You have to look at things the best way for you. I choose to look at each thing I’ve experienced with a bit of a learning lesson.
I had one instance where my gut instinct was telling me just to leave, my cell phone died on me and things weren’t working the way I had hoped. Had I listened to that and left I wouldn’t have had to go through this particular event. But, as I stated. I also learned from that. I learned to listen to my gut instincts. I learned to not be so trusting with everyone and every situation. I put way too much trust in someone and they ultimately stabbed me with a well sharpened blade, hell more like samurai sword. All in all, it was definitely a lesson learned the hard way.
I know some of you may be thinking I have my blinders on but trust me, it is not the case. I see the negativity, I see the bad, the evil, the downright insidious. I try to find the best thing in the worst of whatever may be going on. It’s kind of weird to even hear my husband say things that are the exact opposite. His feeling of dread as if life is about to end as we know it. As if nothing in the world will ever go right. I guess I think the way I do because of the things I have gone through and where I am now. I have been down and out more times than I care to remember but somehow with the grace of God and determination I didn’t just throw in the towel and give up. I kept striving for what I felt I needed to do. I wanted a better life for myself and my children. I wanted my son to grow up thinking he was normal and was expected to give 110% just like his sister. Well that didn’t go like my young mind thought it would but I was extremely hopeful. I wanted them to have it all. Yet, knew responsibility, rejection, disappointment, failure. I didn’t want them to just get an A for effort, they needed to actually earn that A. Not every one can get an A in the same subject. Some of us are gifted in different areas and that is the way you find out what someone is really good at. If they grow up believing they are acing everything then how will they ever know what it is like to really succeed at something? How do you know success without failure? How do you know pleasure without pain? How do you know what is light without being in the dark?

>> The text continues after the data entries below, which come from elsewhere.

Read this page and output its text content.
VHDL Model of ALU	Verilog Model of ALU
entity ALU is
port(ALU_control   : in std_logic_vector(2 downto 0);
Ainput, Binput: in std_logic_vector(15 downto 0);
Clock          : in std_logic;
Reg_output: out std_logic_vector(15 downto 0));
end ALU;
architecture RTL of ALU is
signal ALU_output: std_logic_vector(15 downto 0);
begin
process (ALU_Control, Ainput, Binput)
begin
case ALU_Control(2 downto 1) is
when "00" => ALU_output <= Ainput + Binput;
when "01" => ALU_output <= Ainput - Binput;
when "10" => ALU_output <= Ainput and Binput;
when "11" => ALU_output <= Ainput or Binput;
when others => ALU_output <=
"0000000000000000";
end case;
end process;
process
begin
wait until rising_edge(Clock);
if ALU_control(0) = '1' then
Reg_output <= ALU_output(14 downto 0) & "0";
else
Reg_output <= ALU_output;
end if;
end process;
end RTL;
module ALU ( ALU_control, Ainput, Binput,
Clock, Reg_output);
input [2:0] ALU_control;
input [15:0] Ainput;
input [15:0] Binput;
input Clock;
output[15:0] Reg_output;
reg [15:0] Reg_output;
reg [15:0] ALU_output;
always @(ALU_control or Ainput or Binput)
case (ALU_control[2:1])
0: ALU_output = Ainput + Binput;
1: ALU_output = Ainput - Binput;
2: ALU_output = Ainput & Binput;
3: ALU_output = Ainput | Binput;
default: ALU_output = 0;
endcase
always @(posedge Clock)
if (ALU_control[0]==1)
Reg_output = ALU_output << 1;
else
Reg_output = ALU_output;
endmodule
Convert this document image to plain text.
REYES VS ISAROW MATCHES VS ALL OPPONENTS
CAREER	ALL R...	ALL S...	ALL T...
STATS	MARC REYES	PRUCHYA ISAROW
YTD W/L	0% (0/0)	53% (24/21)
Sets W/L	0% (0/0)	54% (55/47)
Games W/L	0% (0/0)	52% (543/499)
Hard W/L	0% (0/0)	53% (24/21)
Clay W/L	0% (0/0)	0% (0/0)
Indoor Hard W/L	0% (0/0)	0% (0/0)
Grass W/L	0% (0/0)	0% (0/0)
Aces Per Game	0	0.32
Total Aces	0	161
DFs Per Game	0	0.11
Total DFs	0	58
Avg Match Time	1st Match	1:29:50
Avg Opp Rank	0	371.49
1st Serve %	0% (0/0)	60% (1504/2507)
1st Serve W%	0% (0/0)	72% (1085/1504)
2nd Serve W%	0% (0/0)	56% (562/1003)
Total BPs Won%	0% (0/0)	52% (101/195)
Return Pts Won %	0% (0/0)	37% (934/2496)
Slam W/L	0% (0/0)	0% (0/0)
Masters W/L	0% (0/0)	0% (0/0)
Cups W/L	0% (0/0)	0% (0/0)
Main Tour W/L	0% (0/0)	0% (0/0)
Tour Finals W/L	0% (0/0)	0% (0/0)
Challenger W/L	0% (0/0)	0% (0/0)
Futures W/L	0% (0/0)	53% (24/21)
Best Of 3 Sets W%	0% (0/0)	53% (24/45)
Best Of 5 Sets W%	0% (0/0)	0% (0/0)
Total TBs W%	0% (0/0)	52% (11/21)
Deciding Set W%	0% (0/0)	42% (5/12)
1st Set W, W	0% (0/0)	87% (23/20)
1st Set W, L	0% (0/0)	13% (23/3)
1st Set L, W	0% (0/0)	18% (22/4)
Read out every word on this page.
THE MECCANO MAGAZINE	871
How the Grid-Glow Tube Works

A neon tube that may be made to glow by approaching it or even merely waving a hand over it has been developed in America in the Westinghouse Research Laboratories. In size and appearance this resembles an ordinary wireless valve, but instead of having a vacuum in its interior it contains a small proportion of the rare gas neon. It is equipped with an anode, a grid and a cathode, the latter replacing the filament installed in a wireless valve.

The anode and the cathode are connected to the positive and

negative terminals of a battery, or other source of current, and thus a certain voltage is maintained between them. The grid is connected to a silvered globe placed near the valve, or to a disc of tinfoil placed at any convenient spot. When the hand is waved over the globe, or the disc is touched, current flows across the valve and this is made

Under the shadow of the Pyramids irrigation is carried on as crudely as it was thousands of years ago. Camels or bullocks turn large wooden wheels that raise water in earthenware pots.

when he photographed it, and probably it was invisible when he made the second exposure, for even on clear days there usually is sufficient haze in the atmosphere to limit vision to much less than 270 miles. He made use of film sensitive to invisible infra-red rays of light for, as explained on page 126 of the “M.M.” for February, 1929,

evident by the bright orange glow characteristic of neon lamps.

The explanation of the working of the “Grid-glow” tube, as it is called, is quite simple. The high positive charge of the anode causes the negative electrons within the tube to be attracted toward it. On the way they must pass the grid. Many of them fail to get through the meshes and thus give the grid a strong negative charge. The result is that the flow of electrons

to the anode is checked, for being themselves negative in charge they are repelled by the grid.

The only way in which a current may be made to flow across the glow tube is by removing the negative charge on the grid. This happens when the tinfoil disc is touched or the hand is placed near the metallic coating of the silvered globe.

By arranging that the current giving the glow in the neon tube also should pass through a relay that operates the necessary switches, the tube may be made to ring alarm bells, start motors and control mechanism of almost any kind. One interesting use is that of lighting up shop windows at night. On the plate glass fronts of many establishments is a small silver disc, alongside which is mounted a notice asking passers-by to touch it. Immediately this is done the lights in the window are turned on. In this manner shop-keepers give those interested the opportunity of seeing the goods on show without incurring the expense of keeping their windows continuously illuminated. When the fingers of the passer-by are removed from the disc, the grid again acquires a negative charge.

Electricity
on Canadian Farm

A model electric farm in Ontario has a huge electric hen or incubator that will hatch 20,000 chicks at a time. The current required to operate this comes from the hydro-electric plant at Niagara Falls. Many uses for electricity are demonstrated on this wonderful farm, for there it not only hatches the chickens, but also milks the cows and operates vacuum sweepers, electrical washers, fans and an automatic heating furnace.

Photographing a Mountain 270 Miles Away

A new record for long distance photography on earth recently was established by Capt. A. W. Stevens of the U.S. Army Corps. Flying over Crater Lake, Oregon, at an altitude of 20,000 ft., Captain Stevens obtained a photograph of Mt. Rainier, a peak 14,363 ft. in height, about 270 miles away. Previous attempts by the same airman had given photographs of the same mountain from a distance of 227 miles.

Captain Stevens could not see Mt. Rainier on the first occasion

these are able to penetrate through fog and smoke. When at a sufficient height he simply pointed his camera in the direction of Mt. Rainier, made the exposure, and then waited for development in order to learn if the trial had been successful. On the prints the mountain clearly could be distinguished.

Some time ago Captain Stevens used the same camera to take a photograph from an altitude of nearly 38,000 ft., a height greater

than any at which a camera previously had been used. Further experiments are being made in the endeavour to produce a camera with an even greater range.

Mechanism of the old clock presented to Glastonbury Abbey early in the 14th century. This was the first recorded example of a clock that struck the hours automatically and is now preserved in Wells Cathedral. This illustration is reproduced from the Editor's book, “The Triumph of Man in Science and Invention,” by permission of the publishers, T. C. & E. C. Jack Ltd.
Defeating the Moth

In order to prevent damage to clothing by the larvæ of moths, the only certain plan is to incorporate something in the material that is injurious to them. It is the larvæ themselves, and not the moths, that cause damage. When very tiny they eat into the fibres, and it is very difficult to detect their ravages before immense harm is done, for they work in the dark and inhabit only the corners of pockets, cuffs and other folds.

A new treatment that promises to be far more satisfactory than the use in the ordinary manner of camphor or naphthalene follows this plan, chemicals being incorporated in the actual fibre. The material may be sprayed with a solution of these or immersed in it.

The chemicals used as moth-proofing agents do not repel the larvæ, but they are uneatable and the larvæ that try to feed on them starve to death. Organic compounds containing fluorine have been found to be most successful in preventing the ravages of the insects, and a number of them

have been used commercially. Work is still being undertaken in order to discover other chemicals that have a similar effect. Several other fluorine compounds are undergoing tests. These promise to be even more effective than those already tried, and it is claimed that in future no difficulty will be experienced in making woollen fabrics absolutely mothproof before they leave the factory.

With all the pain I have dredged through the years I still know what it is like to not have pain. It makes me appreciate those painless moments. As a parent you want to shield your children from the negative world we live in. What is the life you speak of that we want our children to walk through, never knowing what else this world has to offer? I know there are people who are truly evil. But somewhere in my heart and in my mind I yearn for that one ounce of good to come through like the sun does on the cloudiest of days, like the light of the skies lit up during a thunderstorm. That is what I choose to see. Knowing that I have been down and going without. To be where we are today is like winning a lottery. We still struggle but I still choose to Keep Smiling.